At that instant there came a rush of footsteps across the front porch and in burst Ed Higgins and “Blootch” Peabody, fairly gasping with excitement.
“Hurry up, Anderson—down to the jail,” sputtered the former; and then he was gone like the wind. “Blootch,” determined to miss nothing, whirled to follow, or pass him if possible. He had time to shout over his shoulder as he went forth without closing the door:
“The old woman has lynched herself!”
It would now be superfluous to remark, after all the convulsions Tinkletown had experienced inside of twenty-four hours, that the populace went completely to pieces in face of this last trying experiment of Fate. With one accord the village toppled over as if struck by a broadside and lay, figuratively speaking, writhing in its own gore. Stupefaction assailed the town. Then one by one the minds of the people scrambled up from the ashes, slowly but surely, only to wonder where lightning would strike next. Not since the days of the American Revolution had the town experienced such an incessant rush of incident. The Judgment Day itself, with Gabriel’s clarion blasts, could not be expected to surpass this productive hour in thrills.
It was true that old Maude had committed suicide in the calaboose.
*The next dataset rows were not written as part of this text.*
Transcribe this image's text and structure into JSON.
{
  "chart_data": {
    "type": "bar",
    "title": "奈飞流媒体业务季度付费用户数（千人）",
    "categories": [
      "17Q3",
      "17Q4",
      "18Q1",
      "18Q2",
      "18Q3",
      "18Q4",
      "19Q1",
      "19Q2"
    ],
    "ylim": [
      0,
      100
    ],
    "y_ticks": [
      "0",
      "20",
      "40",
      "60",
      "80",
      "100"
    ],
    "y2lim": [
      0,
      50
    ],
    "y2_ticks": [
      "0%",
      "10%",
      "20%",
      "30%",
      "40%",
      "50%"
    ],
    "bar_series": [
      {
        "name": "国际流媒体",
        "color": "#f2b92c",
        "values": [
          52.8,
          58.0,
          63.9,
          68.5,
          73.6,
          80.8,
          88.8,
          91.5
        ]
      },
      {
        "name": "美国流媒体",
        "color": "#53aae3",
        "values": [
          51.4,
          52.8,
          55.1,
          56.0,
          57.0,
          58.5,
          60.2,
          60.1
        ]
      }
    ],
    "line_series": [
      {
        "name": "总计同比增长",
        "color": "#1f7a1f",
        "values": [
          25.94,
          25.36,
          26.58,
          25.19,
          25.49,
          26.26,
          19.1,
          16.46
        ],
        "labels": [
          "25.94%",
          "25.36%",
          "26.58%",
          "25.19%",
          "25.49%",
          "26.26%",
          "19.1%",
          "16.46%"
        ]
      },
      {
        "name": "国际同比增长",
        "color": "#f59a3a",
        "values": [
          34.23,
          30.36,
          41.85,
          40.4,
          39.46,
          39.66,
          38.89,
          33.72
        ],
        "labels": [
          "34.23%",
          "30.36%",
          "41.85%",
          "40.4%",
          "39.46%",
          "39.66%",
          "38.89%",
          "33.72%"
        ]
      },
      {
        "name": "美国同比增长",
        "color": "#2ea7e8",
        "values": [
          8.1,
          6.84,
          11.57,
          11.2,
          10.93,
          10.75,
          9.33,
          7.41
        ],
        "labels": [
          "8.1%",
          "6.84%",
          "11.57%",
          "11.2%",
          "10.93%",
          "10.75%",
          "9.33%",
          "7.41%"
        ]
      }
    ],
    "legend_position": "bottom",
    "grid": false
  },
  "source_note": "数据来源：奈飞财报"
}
She had been placed on a cot in the office of the prison and Dr. Smith had been sent for, immediately after her arrival; but he was making a call in the country. Bud Long, supported by half a dozen boys armed with Revolutionary muskets, which would not go off unless carried, stood in front of the little jail with its wooden walls and iron bars, guarding the prisoners zealously. The calaboose was built to hold tramps and drunken men, but not for the purpose of housing desperadoes. Even as the heroic Bud watched with persevering faithfulness, his charges were planning to knock their prison to smithereens and at the proper moment escape to the woods and hills. They knew the grated door was unlocked, but they imagined the place to be completely surrounded by vengeful villagers, who would cut them down like rats if they ventured forth. Had they but known that Bud was alone, it is quite likely they would have sallied forth and relieved him of his guns, spanked him soundly and then ambled off unmolested to the country.